Wednesday, May 22, 2019

Hengist's daughter as part of a pattern.....


It’s hard to understate the importance of ‘The History of the Kings of Britain’ (completed by 1136) to the Matter of Britain. Before Geoffrey there are scattered stories, anecdotes and incidents. After Geoffrey, the swirling fragments become stories set in sequence, given a spurious feeling of historical truth. 

The scale of the work is as easily overlooked as was the scale of the writer’s ambition and achievement. 

He may not have created the foundation myth of British history, but he made it work as a coherent story. Beginning with the legendary Brutus, he notes every King who succeeded down to the historical Kings like Edwin and Oswald. It has very little historical value but the originality and inventiveness, the artistic shaping of the narrative, and the effort that must have gone into it are impressive.
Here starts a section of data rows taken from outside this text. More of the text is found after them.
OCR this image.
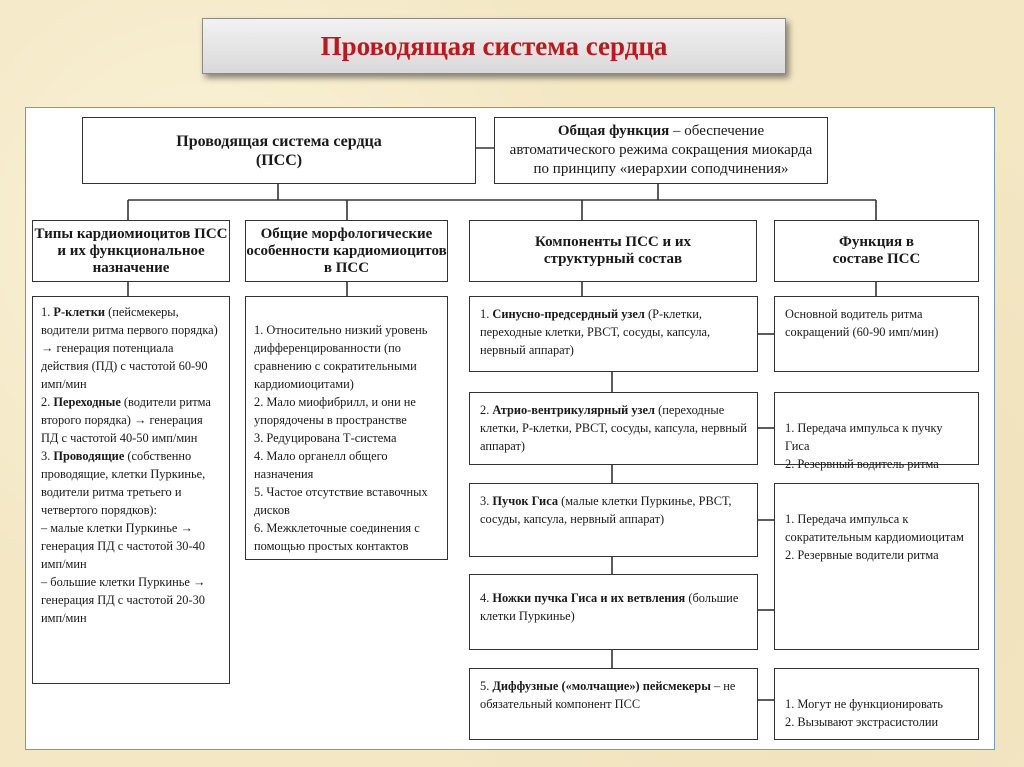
Проводящая система сердца
Проводящая система сердца
(ПСС)
Общая функция – обеспечение автоматического режима сокращения миокарда по принципу «иерархии соподчинения»
Типы кардиомиоцитов ПСС и их функциональное назначение
Общие морфологические особенности кардиомиоцитов в ПСС
Компоненты ПСС и их структурный состав
Функция в составе ПСС
1. Р-клетки (пейсмекеры, водители ритма первого порядка) → генерация потенциала действия (ПД) с частотой 60-90 имп/мин
2. Переходные (водители ритма второго порядка) → генерация ПД с частотой 40-50 имп/мин
3. Проводящие (собственно проводящие, клетки Пуркинье, водители ритма третьего и четвертого порядков):
– малые клетки Пуркинье → генерация ПД с частотой 30-40 имп/мин
– большие клетки Пуркинье → генерация ПД с частотой 20-30 имп/мин

1. Относительно низкий уровень дифференцированности (по сравнению с сократительными кардиомиоцитами)
2. Мало миофибрилл, и они не упорядочены в пространстве
3. Редуцирована Т-система
4. Мало органелл общего назначения
5. Частое отсутствие вставочных дисков
6. Межклеточные соединения с помощью простых контактов

1. Синусно-предсердный узел (Р-клетки, переходные клетки, РВСТ, сосуды, капсула, нервный аппарат)
2. Атрио-вентрикулярный узел (переходные клетки, Р-клетки, РВСТ, сосуды, капсула, нервный аппарат)
3. Пучок Гиса (малые клетки Пуркинье, РВСТ, сосуды, капсула, нервный аппарат)
4. Ножки пучка Гиса и их ветвления (большие клетки Пуркинье)
5. Диффузные («молчащие») пейсмекеры – не обязательный компонент ПСС
Основной водитель ритма сокращений (60-90 имп/мин)

1. Передача импульса к пучку Гиса
2. Резервный водитель ритма

1. Передача импульса к сократительным кардиомиоцитам
2. Резервные водители ритма

1. Могут не функционировать
2. Вызывают экстрасистолии
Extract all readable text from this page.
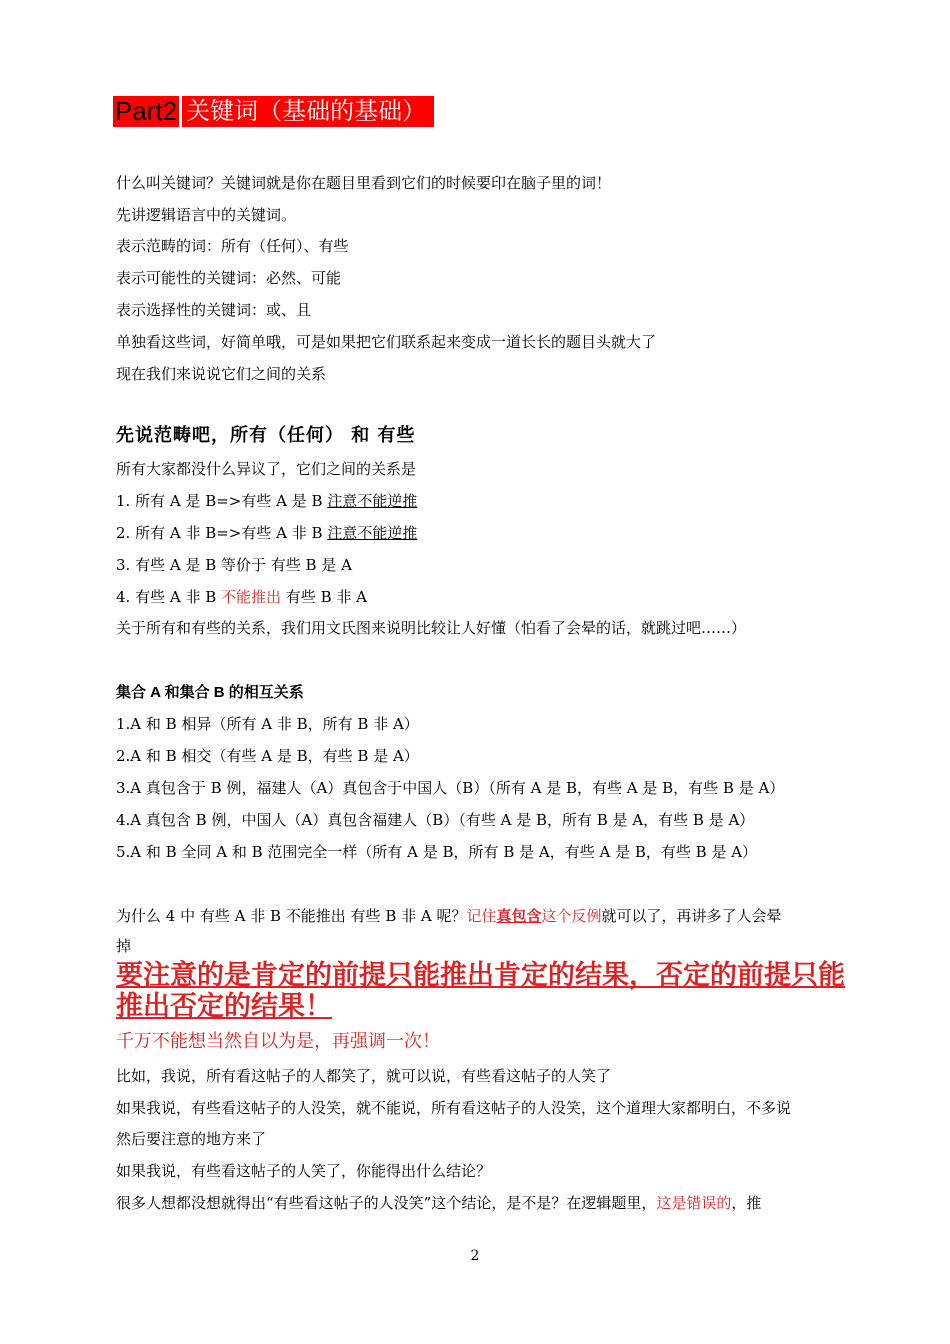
Part2 关键词（基础的基础）
什么叫关键词？关键词就是你在题目里看到它们的时候要印在脑子里的词！
先讲逻辑语言中的关键词。
表示范畴的词：所有（任何）、有些
表示可能性的关键词：必然、可能
表示选择性的关键词：或、且
单独看这些词，好简单哦，可是如果把它们联系起来变成一道长长的题目头就大了
现在我们来说说它们之间的关系
先说范畴吧，所有（任何） 和 有些
所有大家都没什么异议了，它们之间的关系是
1. 所有 A 是 B=>有些 A 是 B 注意不能逆推
2. 所有 A 非 B=>有些 A 非 B 注意不能逆推
3. 有些 A 是 B 等价于 有些 B 是 A
4. 有些 A 非 B 不能推出 有些 B 非 A
关于所有和有些的关系，我们用文氏图来说明比较让人好懂（怕看了会晕的话，就跳过吧……）
集合 A 和集合 B 的相互关系
1.A 和 B 相异（所有 A 非 B，所有 B 非 A）
2.A 和 B 相交（有些 A 是 B，有些 B 是 A）
3.A 真包含于 B 例，福建人（A）真包含于中国人（B）（所有 A 是 B，有些 A 是 B，有些 B 是 A）
4.A 真包含 B 例，中国人（A）真包含福建人（B）（有些 A 是 B，所有 B 是 A，有些 B 是 A）
5.A 和 B 全同 A 和 B 范围完全一样（所有 A 是 B，所有 B 是 A，有些 A 是 B，有些 B 是 A）
为什么 4 中 有些 A 非 B 不能推出 有些 B 非 A 呢？记住真包含这个反例就可以了，再讲多了人会晕
掉
要注意的是肯定的前提只能推出肯定的结果，否定的前提只能推出否定的结果！
千万不能想当然自以为是，再强调一次！
比如，我说，所有看这帖子的人都笑了，就可以说，有些看这帖子的人笑了
如果我说，有些看这帖子的人没笑，就不能说，所有看这帖子的人没笑，这个道理大家都明白，不多说
然后要注意的地方来了
如果我说，有些看这帖子的人笑了，你能得出什么结论？
很多人想都没想就得出“有些看这帖子的人没笑”这个结论，是不是？在逻辑题里，这是错误的，推
2
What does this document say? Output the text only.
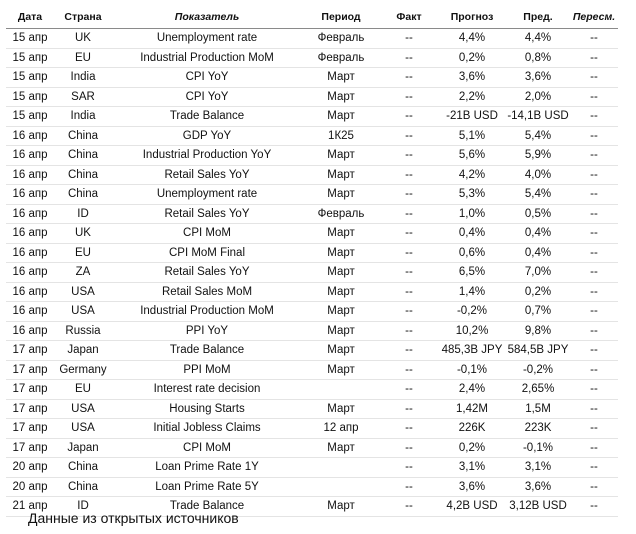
Дата	Страна	Показатель	Период	Факт	Прогноз	Пред.	Пересм.
15 апр	UK	Unemployment rate	Февраль	--	4,4%	4,4%	--
15 апр	EU	Industrial Production MoM	Февраль	--	0,2%	0,8%	--
15 апр	India	CPI YoY	Март	--	3,6%	3,6%	--
15 апр	SAR	CPI YoY	Март	--	2,2%	2,0%	--
15 апр	India	Trade Balance	Март	--	-21B USD	-14,1B USD	--
16 апр	China	GDP YoY	1К25	--	5,1%	5,4%	--
16 апр	China	Industrial Production YoY	Март	--	5,6%	5,9%	--
16 апр	China	Retail Sales YoY	Март	--	4,2%	4,0%	--
16 апр	China	Unemployment rate	Март	--	5,3%	5,4%	--
16 апр	ID	Retail Sales YoY	Февраль	--	1,0%	0,5%	--
16 апр	UK	CPI MoM	Март	--	0,4%	0,4%	--
16 апр	EU	CPI MoM Final	Март	--	0,6%	0,4%	--
16 апр	ZA	Retail Sales YoY	Март	--	6,5%	7,0%	--
16 апр	USA	Retail Sales MoM	Март	--	1,4%	0,2%	--
16 апр	USA	Industrial Production MoM	Март	--	-0,2%	0,7%	--
16 апр	Russia	PPI YoY	Март	--	10,2%	9,8%	--
17 апр	Japan	Trade Balance	Март	--	485,3B JPY	584,5B JPY	--
17 апр	Germany	PPI MoM	Март	--	-0,1%	-0,2%	--
17 апр	EU	Interest rate decision		--	2,4%	2,65%	--
17 апр	USA	Housing Starts	Март	--	1,42M	1,5M	--
17 апр	USA	Initial Jobless Claims	12 апр	--	226K	223K	--
17 апр	Japan	CPI MoM	Март	--	0,2%	-0,1%	--
20 апр	China	Loan Prime Rate 1Y		--	3,1%	3,1%	--
20 апр	China	Loan Prime Rate 5Y		--	3,6%	3,6%	--
21 апр	ID	Trade Balance	Март	--	4,2B USD	3,12B USD	--
Данные из открытых источников
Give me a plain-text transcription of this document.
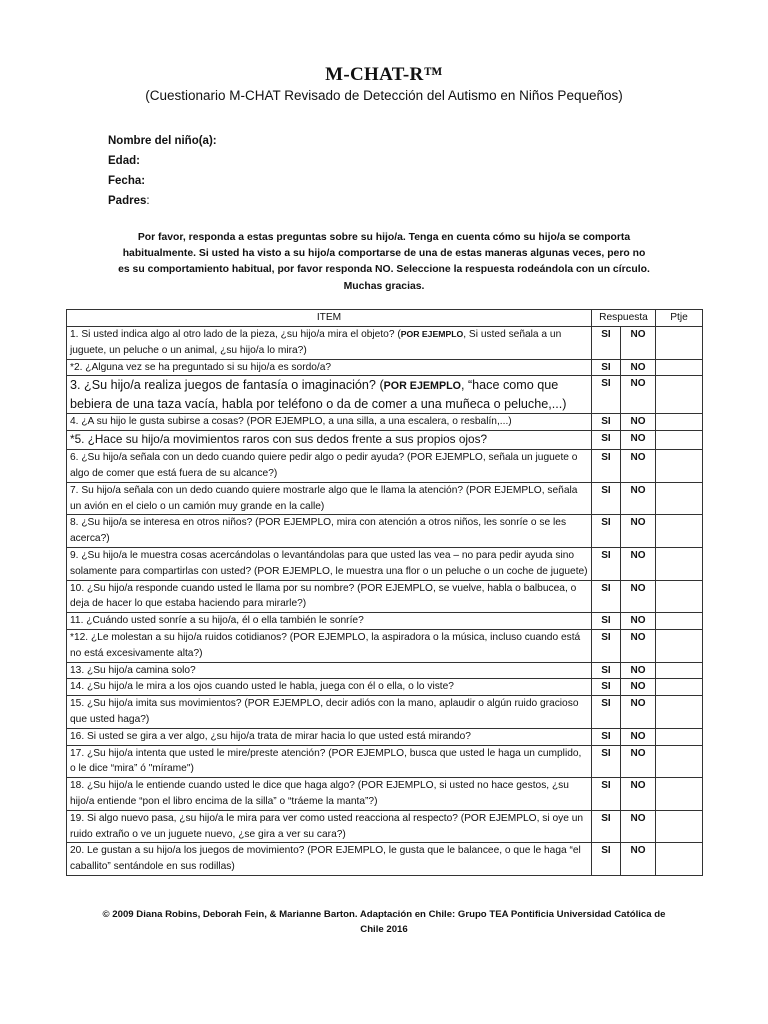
M-CHAT-R™
(Cuestionario M-CHAT Revisado de Detección del Autismo en Niños Pequeños)
Nombre del niño(a):
Edad:
Fecha:
Padres:
Por favor, responda a estas preguntas sobre su hijo/a. Tenga en cuenta cómo su hijo/a se comporta habitualmente. Si usted ha visto a su hijo/a comportarse de una de estas maneras algunas veces, pero no es su comportamiento habitual, por favor responda NO. Seleccione la respuesta rodeándola con un círculo. Muchas gracias.
ITEM	Respuesta		Ptje
1. Si usted indica algo al otro lado de la pieza, ¿su hijo/a mira el objeto? (POR EJEMPLO, Si usted señala a un juguete, un peluche o un animal, ¿su hijo/a lo mira?)	SI	NO	
*2. ¿Alguna vez se ha preguntado si su hijo/a es sordo/a?	SI	NO	
3. ¿Su hijo/a realiza juegos de fantasía o imaginación? (POR EJEMPLO, “hace como que bebiera de una taza vacía, habla por teléfono o da de comer a una muñeca o peluche,...)	SI	NO	
4. ¿A su hijo le gusta subirse a cosas? (POR EJEMPLO, a una silla, a una escalera, o resbalín,...)	SI	NO	
*5. ¿Hace su hijo/a movimientos raros con sus dedos frente a sus propios ojos?	SI	NO	
6. ¿Su hijo/a señala con un dedo cuando quiere pedir algo o pedir ayuda? (POR EJEMPLO, señala un juguete o algo de comer que está fuera de su alcance?)	SI	NO	
7. Su hijo/a señala con un dedo cuando quiere mostrarle algo que le llama la atención? (POR EJEMPLO, señala un avión en el cielo o un camión muy grande en la calle)	SI	NO	
8. ¿Su hijo/a se interesa en otros niños? (POR EJEMPLO, mira con atención a otros niños, les sonríe o se les acerca?)	SI	NO	
9. ¿Su hijo/a le muestra cosas acercándolas o levantándolas para que usted las vea – no para pedir ayuda sino solamente para compartirlas con usted? (POR EJEMPLO, le muestra una flor o un peluche o un coche de juguete)	SI	NO	
10. ¿Su hijo/a responde cuando usted le llama por su nombre? (POR EJEMPLO, se vuelve, habla o balbucea, o deja de hacer lo que estaba haciendo para mirarle?)	SI	NO	
11. ¿Cuándo usted sonríe a su hijo/a, él o ella también le sonríe?	SI	NO	
*12. ¿Le molestan a su hijo/a ruidos cotidianos? (POR EJEMPLO, la aspiradora o la música, incluso cuando está no está excesivamente alta?)	SI	NO	
13. ¿Su hijo/a camina solo?	SI	NO	
14. ¿Su hijo/a le mira a los ojos cuando usted le habla, juega con él o ella, o lo viste?	SI	NO	
15. ¿Su hijo/a imita sus movimientos? (POR EJEMPLO, decir adiós con la mano, aplaudir o algún ruido gracioso que usted haga?)	SI	NO	
16. Si usted se gira a ver algo, ¿su hijo/a trata de mirar hacia lo que usted está mirando?	SI	NO	
17. ¿Su hijo/a intenta que usted le mire/preste atención? (POR EJEMPLO, busca que usted le haga un cumplido, o le dice “mira” ó "mírame")	SI	NO	
18. ¿Su hijo/a le entiende cuando usted le dice que haga algo? (POR EJEMPLO, si usted no hace gestos, ¿su hijo/a entiende “pon el libro encima de la silla” o “tráeme la manta”?)	SI	NO	
19. Si algo nuevo pasa, ¿su hijo/a le mira para ver como usted reacciona al respecto? (POR EJEMPLO, si oye un ruido extraño o ve un juguete nuevo, ¿se gira a ver su cara?)	SI	NO	
20. Le gustan a su hijo/a los juegos de movimiento? (POR EJEMPLO, le gusta que le balancee, o que le haga “el caballito” sentándole en sus rodillas)	SI	NO	
© 2009 Diana Robins, Deborah Fein, & Marianne Barton. Adaptación en Chile: Grupo TEA Pontificia Universidad Católica de Chile 2016
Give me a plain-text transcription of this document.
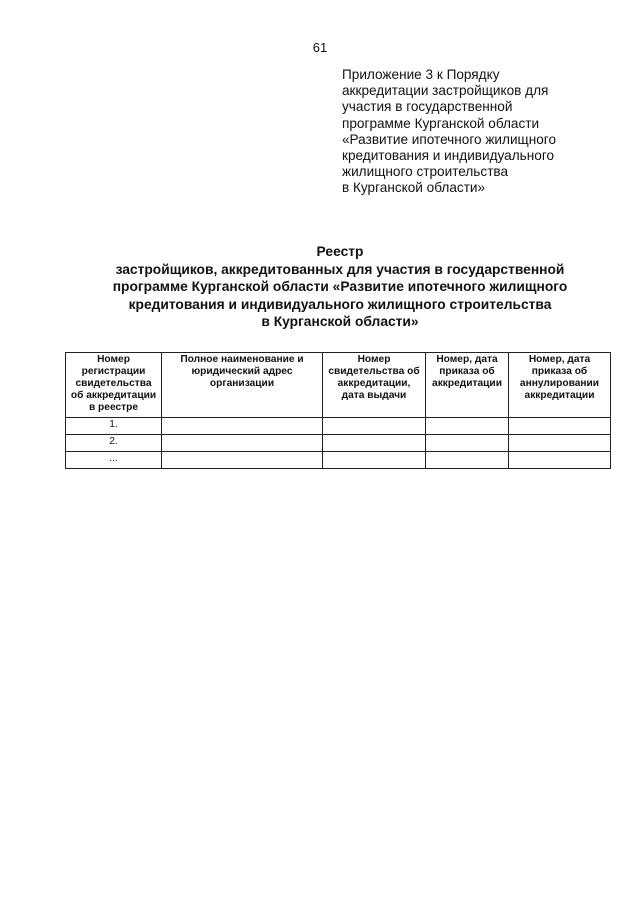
61
Приложение 3 к Порядку
аккредитации застройщиков для
участия в государственной
программе Курганской области
«Развитие ипотечного жилищного
кредитования и индивидуального
жилищного строительства
в Курганской области»
Реестр
застройщиков, аккредитованных для участия в государственной
программе Курганской области «Развитие ипотечного жилищного
кредитования и индивидуального жилищного строительства
в Курганской области»
Номер регистрации свидетельства об аккредитации в реестре	Полное наименование и юридический адрес организации	Номер свидетельства об аккредитации, дата выдачи	Номер, дата приказа об аккредитации	Номер, дата приказа об аннулировании аккредитации
1.				
2.				
...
His simple chronicle framework was very flexible. Some kings could be nothing more than names in a list:

Rivallo’s son Gurgustius succeeded him, Sisillius came after Gurgustius, then Jago the nephew of Gurgustius, then Kimarcus, the son of Sisillius and after him Gorboduc. (p. 87-88)  

The frame also allowed for expansion, most obviously with Arthur, but also with Lier, Ebruac, Bellinus and Brennus and Vortigern. 

What the chronicle framework imposed on individual stories nested between others, was the necessity for a narrative arc. Each had to have its own beginning and end, but then had to fit into the sequence between preceding and succeeding reigns. 

The sequencing of events demands some form of causality: because this happened, that followed. Or the sequence will imply causality. This has happened, therefore what came before it was in some way responsible.

Even the most superlative imagination could not avoid repetition. The genre itself is built on it: 

A king comes to the throne, rules, dies. Repeat. 

It’s inevitable that patterns begin to appear and create a sense that the story is generating its own criteria against which actions can be measured. 

Laȝamon, reading Wace, sees that love stories are stories of aberrant behaviour. There’s nothing heroic or tragic about his lovers. 

For Laȝamon, one paradigm is begun when a King, seeing a woman, puts his desire for her before his duties and obligations. When we encounter Vortigern, lusting after Rowena, we’ve already heard the story of Locrin and Aestrild and know how badly that ended.  What has happened casts its shadow forward over this new event. But it also works retrospectively. The story of Locrin will qualify the story of Vortigern, and the story of Hengist’s daughter will qualify the earlier story of Aestrild. Both will qualify the story of Uther and Ygaearne, which is complicated enough already. 

The pattern should also set the alarms ringing when Arthur does something all for the love of Gweneviere.
And it's worth noting that only in the last of the four stories is the woman in any way responsible for the disaster that follows.